Facing demographic aging and surging demand for advanced healthcare, the global market for active medical devices has greatly expanded these last years. Furthermore, microsystem improvement in term of miniaturization offers new perspectives for medical applications. Gradually the electronic devices that were previously external invade the human body in order to improve therapy or physiological parameter measurements. However, biological medium is a new environment for such devices and the packaging has to be reconsidered taking into account new constraints. First of all it is essential to preserve the human body from toxic elements exposure that are usually present on silicon devices such as Cu or Al. Moreover, for functionality and reliability aspect it is also crucial to preserve electronics parts from corrosive substances which constitute the major part of the body.

The objective of this paper is to present new strategy of packaging developed in the CEA-LETI for medical applications which include a Micro Electro-Mechanical Systems (MEMS) accelerometer and an Application-Specific Integrated Circuit (ASIC) inside a hermetic silicon box that could be embedded in a cardiac lead in order to monitor the endocardial acceleration (fig1).

The electronic components are bonded on a wafer silicon interposer and covered by an additional silicon wafer which contain cavities. The wafer bonding is performed at the wafer level using eutectic AuSi solder. The gas content and hermeticity of the package were analyzed using Residual Gas Analysis (RGA) and the standard leak rate, which is assessed based on the formation of water droplet condensation in our package after 20 years, was estimated to ~6 10^-13 atm.cc/s which guarantees a life time much more than 20 years.

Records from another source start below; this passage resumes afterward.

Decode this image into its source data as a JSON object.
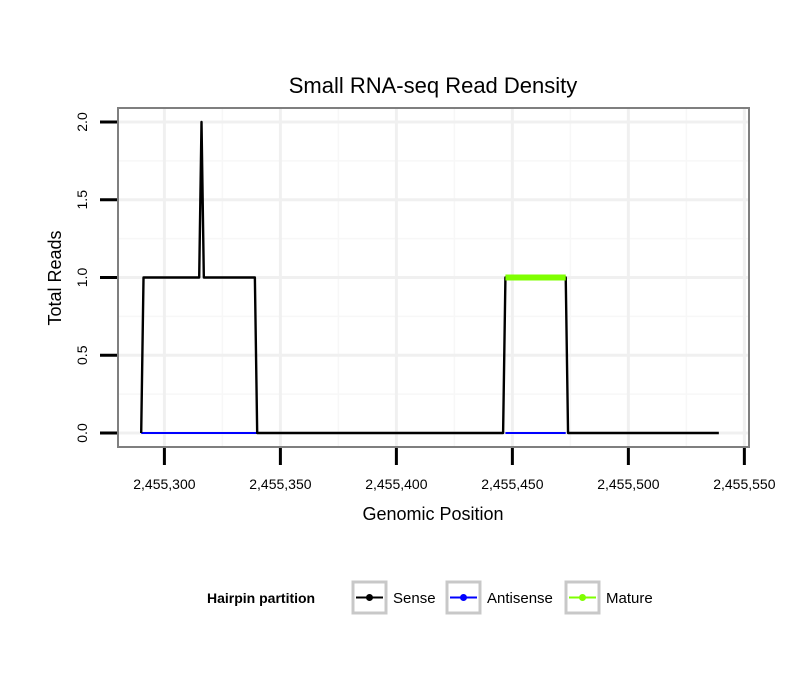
{
  "chart_data": {
    "type": "line",
    "title": "Small RNA-seq Read Density",
    "xlabel": "Genomic Position",
    "ylabel": "Total Reads",
    "xlim": [
      2455280,
      2455552
    ],
    "ylim": [
      -0.09,
      2.09
    ],
    "x_ticks": [
      2455300,
      2455350,
      2455400,
      2455450,
      2455500,
      2455550
    ],
    "x_tick_labels": [
      "2,455,300",
      "2,455,350",
      "2,455,400",
      "2,455,450",
      "2,455,500",
      "2,455,550"
    ],
    "y_ticks": [
      0.0,
      0.5,
      1.0,
      1.5,
      2.0
    ],
    "y_tick_labels": [
      "0.0",
      "0.5",
      "1.0",
      "1.5",
      "2.0"
    ],
    "grid": true,
    "legend": {
      "title": "Hairpin partition",
      "position": "bottom",
      "entries": [
        {
          "name": "Sense",
          "color": "#000000"
        },
        {
          "name": "Antisense",
          "color": "#0000ff"
        },
        {
          "name": "Mature",
          "color": "#7fff00"
        }
      ]
    },
    "series": [
      {
        "name": "Sense",
        "color": "#000000",
        "x": [
          2455290,
          2455291,
          2455315,
          2455316,
          2455317,
          2455339,
          2455340,
          2455446,
          2455447,
          2455473,
          2455474,
          2455539
        ],
        "y": [
          0,
          1,
          1,
          2,
          1,
          1,
          0,
          0,
          1,
          1,
          0,
          0
        ]
      },
      {
        "name": "Antisense",
        "color": "#0000ff",
        "x": [
          2455290,
          2455340,
          2455447,
          2455473
        ],
        "y": [
          0,
          0,
          0,
          0
        ],
        "segments": [
          [
            0,
            1
          ],
          [
            2,
            3
          ]
        ]
      },
      {
        "name": "Mature",
        "color": "#7fff00",
        "x": [
          2455447,
          2455473
        ],
        "y": [
          1,
          1
        ]
      }
    ]
  }
}
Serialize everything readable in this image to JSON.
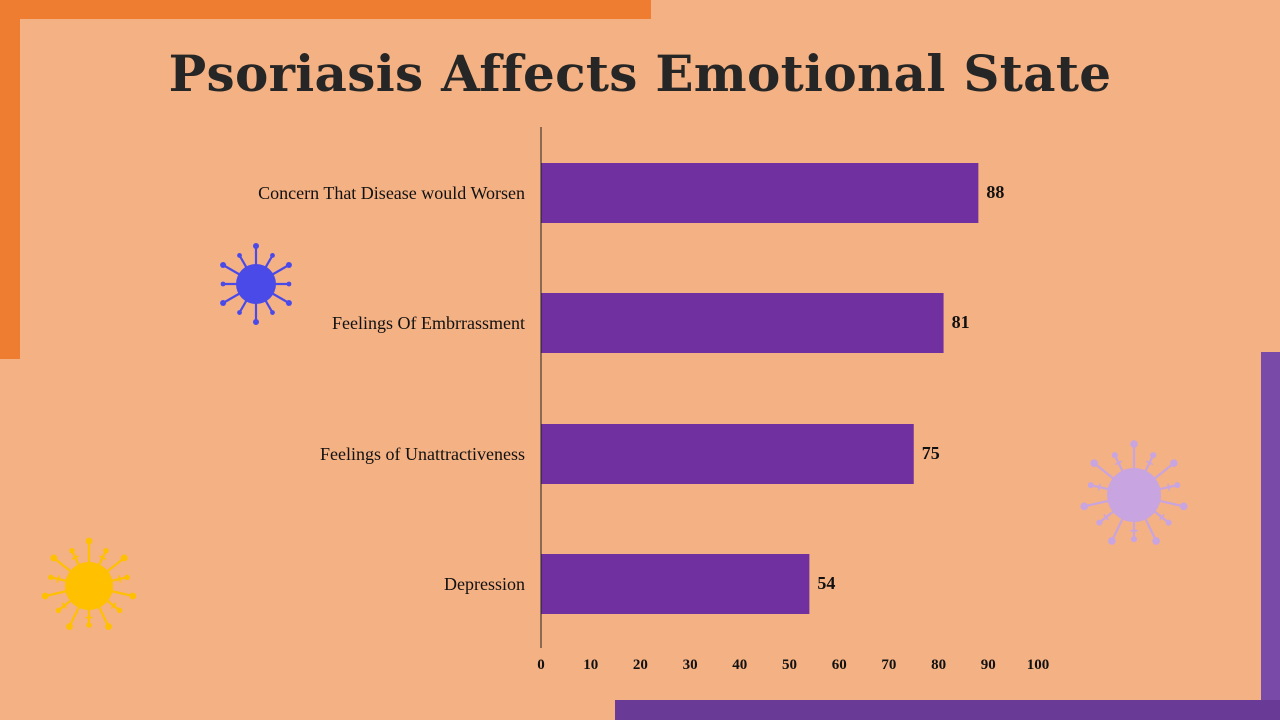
{
  "slide": {
    "title": "Psoriasis Affects Emotional State",
    "colors": {
      "background": "#f4b183",
      "frame_orange": "#ee7d31",
      "frame_purple": "#7a4aa8",
      "bar": "#7030a0",
      "virus_blue": "#4a4ae8",
      "virus_yellow": "#ffc000",
      "virus_lavender": "#c8a4e0"
    },
    "icons": [
      "virus-icon-blue",
      "virus-icon-yellow",
      "virus-icon-lavender"
    ]
  },
  "chart_data": {
    "type": "bar",
    "orientation": "horizontal",
    "categories": [
      "Concern That Disease would Worsen",
      "Feelings Of Embrrassment",
      "Feelings of Unattractiveness",
      "Depression"
    ],
    "values": [
      88,
      81,
      75,
      54
    ],
    "xlim": [
      0,
      100
    ],
    "xticks": [
      0,
      10,
      20,
      30,
      40,
      50,
      60,
      70,
      80,
      90,
      100
    ],
    "data_labels": true,
    "grid": false,
    "legend": "none"
  }
}
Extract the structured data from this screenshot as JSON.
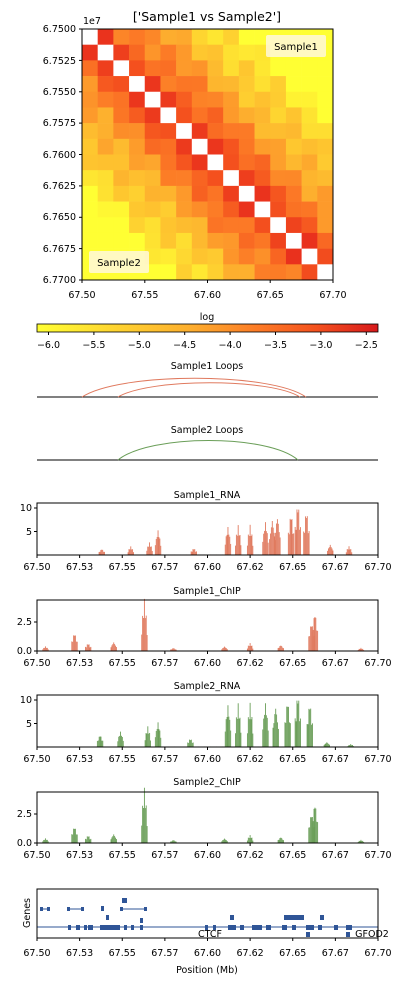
{
  "heatmap": {
    "title": "['Sample1 vs Sample2']",
    "exponent_label": "1e7",
    "y_ticks": [
      "6.7500",
      "6.7525",
      "6.7550",
      "6.7575",
      "6.7600",
      "6.7625",
      "6.7650",
      "6.7675",
      "6.7700"
    ],
    "x_ticks": [
      "67.50",
      "67.55",
      "67.60",
      "67.65",
      "67.70"
    ],
    "upper_label": "Sample1",
    "lower_label": "Sample2"
  },
  "colorbar": {
    "label": "log",
    "ticks": [
      "−6.0",
      "−5.5",
      "−5.0",
      "−4.5",
      "−4.0",
      "−3.5",
      "−3.0",
      "−2.5"
    ],
    "colors": [
      "#ffff33",
      "#fed030",
      "#fdae2e",
      "#fc7a26",
      "#f4511e",
      "#e21b1c"
    ]
  },
  "loops": {
    "sample1_title": "Sample1 Loops",
    "sample2_title": "Sample2 Loops",
    "sample1_color": "#e07a5f",
    "sample2_color": "#6a9e58"
  },
  "tracks": [
    {
      "key": "s1rna",
      "title": "Sample1_RNA",
      "y_ticks": [
        "10",
        "5"
      ],
      "color": "#e07a5f"
    },
    {
      "key": "s1chip",
      "title": "Sample1_ChIP",
      "y_ticks": [
        "2.5",
        "0.0"
      ],
      "color": "#e07a5f"
    },
    {
      "key": "s2rna",
      "title": "Sample2_RNA",
      "y_ticks": [
        "10",
        "5"
      ],
      "color": "#6a9e58"
    },
    {
      "key": "s2chip",
      "title": "Sample2_ChIP",
      "y_ticks": [
        "2.5",
        "0.0"
      ],
      "color": "#6a9e58"
    }
  ],
  "track_x_ticks": [
    "67.50",
    "67.53",
    "67.55",
    "67.57",
    "67.60",
    "67.62",
    "67.65",
    "67.67",
    "67.70"
  ],
  "genes": {
    "ylabel": "Genes",
    "xlabel": "Position (Mb)",
    "labels": [
      "CTCF",
      "GFOD2"
    ],
    "color": "#2f5597"
  },
  "chart_data": [
    {
      "type": "heatmap",
      "title": "['Sample1 vs Sample2']",
      "x_range": [
        67.5,
        67.7
      ],
      "y_range": [
        67500000,
        67700000
      ],
      "colorbar_range": [
        -6.0,
        -2.5
      ],
      "diagonal_masked": true
    },
    {
      "type": "line",
      "title": "Sample1_RNA",
      "x_range": [
        67.5,
        67.7
      ],
      "ylim": [
        0,
        10
      ],
      "peaks": [
        {
          "x": 67.538,
          "y": 1.1
        },
        {
          "x": 67.555,
          "y": 1.5
        },
        {
          "x": 67.566,
          "y": 2.2
        },
        {
          "x": 67.571,
          "y": 4.5
        },
        {
          "x": 67.592,
          "y": 1.2
        },
        {
          "x": 67.612,
          "y": 5.1
        },
        {
          "x": 67.618,
          "y": 5.2
        },
        {
          "x": 67.625,
          "y": 5.2
        },
        {
          "x": 67.634,
          "y": 6.0
        },
        {
          "x": 67.638,
          "y": 6.5
        },
        {
          "x": 67.641,
          "y": 7.1
        },
        {
          "x": 67.649,
          "y": 7.5
        },
        {
          "x": 67.653,
          "y": 9.3
        },
        {
          "x": 67.658,
          "y": 8.0
        },
        {
          "x": 67.672,
          "y": 1.9
        },
        {
          "x": 67.683,
          "y": 1.5
        }
      ]
    },
    {
      "type": "line",
      "title": "Sample1_ChIP",
      "x_range": [
        67.5,
        67.7
      ],
      "ylim": [
        0,
        3.6
      ],
      "peaks": [
        {
          "x": 67.505,
          "y": 0.3
        },
        {
          "x": 67.522,
          "y": 1.2
        },
        {
          "x": 67.53,
          "y": 0.5
        },
        {
          "x": 67.545,
          "y": 0.6
        },
        {
          "x": 67.563,
          "y": 3.3
        },
        {
          "x": 67.58,
          "y": 0.2
        },
        {
          "x": 67.61,
          "y": 0.3
        },
        {
          "x": 67.625,
          "y": 0.5
        },
        {
          "x": 67.643,
          "y": 0.4
        },
        {
          "x": 67.661,
          "y": 1.9
        },
        {
          "x": 67.663,
          "y": 2.6
        },
        {
          "x": 67.69,
          "y": 0.2
        }
      ]
    },
    {
      "type": "line",
      "title": "Sample2_RNA",
      "x_range": [
        67.5,
        67.7
      ],
      "ylim": [
        0,
        10
      ],
      "peaks": [
        {
          "x": 67.537,
          "y": 2.2
        },
        {
          "x": 67.549,
          "y": 2.8
        },
        {
          "x": 67.565,
          "y": 3.6
        },
        {
          "x": 67.571,
          "y": 4.5
        },
        {
          "x": 67.59,
          "y": 1.5
        },
        {
          "x": 67.612,
          "y": 7.6
        },
        {
          "x": 67.618,
          "y": 7.6
        },
        {
          "x": 67.625,
          "y": 7.6
        },
        {
          "x": 67.634,
          "y": 8.0
        },
        {
          "x": 67.64,
          "y": 7.5
        },
        {
          "x": 67.647,
          "y": 8.5
        },
        {
          "x": 67.653,
          "y": 9.5
        },
        {
          "x": 67.66,
          "y": 8.0
        },
        {
          "x": 67.67,
          "y": 0.9
        },
        {
          "x": 67.684,
          "y": 0.5
        }
      ]
    },
    {
      "type": "line",
      "title": "Sample2_ChIP",
      "x_range": [
        67.5,
        67.7
      ],
      "ylim": [
        0,
        3.6
      ],
      "peaks": [
        {
          "x": 67.505,
          "y": 0.3
        },
        {
          "x": 67.522,
          "y": 1.1
        },
        {
          "x": 67.53,
          "y": 0.5
        },
        {
          "x": 67.545,
          "y": 0.6
        },
        {
          "x": 67.563,
          "y": 3.5
        },
        {
          "x": 67.58,
          "y": 0.2
        },
        {
          "x": 67.61,
          "y": 0.3
        },
        {
          "x": 67.625,
          "y": 0.5
        },
        {
          "x": 67.643,
          "y": 0.4
        },
        {
          "x": 67.661,
          "y": 2.0
        },
        {
          "x": 67.663,
          "y": 2.7
        },
        {
          "x": 67.69,
          "y": 0.2
        }
      ]
    }
  ]
}
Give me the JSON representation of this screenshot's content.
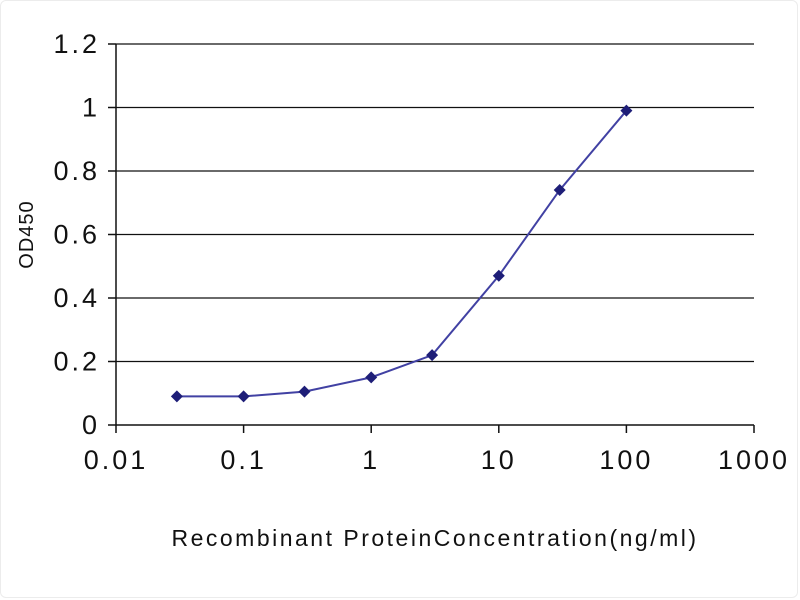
{
  "chart_data": {
    "type": "line",
    "title": "",
    "xlabel": "Recombinant ProteinConcentration(ng/ml)",
    "ylabel": "OD450",
    "x_scale": "log",
    "x": [
      0.03,
      0.1,
      0.3,
      1,
      3,
      10,
      30,
      100
    ],
    "y": [
      0.09,
      0.09,
      0.105,
      0.15,
      0.22,
      0.47,
      0.74,
      0.99
    ],
    "xlim": [
      0.01,
      1000
    ],
    "ylim": [
      0,
      1.2
    ],
    "x_ticks": [
      0.01,
      0.1,
      1,
      10,
      100,
      1000
    ],
    "x_tick_labels": [
      "0.01",
      "0.1",
      "1",
      "10",
      "100",
      "1000"
    ],
    "y_ticks": [
      0,
      0.2,
      0.4,
      0.6,
      0.8,
      1,
      1.2
    ],
    "y_tick_labels": [
      "0",
      "0.2",
      "0.4",
      "0.6",
      "0.8",
      "1",
      "1.2"
    ],
    "grid": "horizontal",
    "legend": "none",
    "line_color": "#4141a3",
    "marker": "diamond",
    "marker_color": "#1e1e78",
    "axis_color": "#111111"
  }
}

The final silicon box is encapsulated with biocompatible materials that have high conformality deposition and act as good bi-directional barrier. Materials that had been reported in literature as biocompatible and compatible with fabrication in standard clean rooms were studied. These include Al2O3, BN, SiC, DLC(a-CH), HfO2, SiN, SiO2, SiOC, TiO2 and ZnO. Biodegradation tests were performed in phosphate buffer saline at different temperature. Changes in thickness and chemical composition were monitored by variable angle spectroscopic ellipsometry and x-ray photon electron spectroscopy. Non-cytotoxic test according to in-vitro tests outlined by the norm ISO10993-5 were carried out. Finally, Helium gas permeability measurements of selected packaging layers are also provided.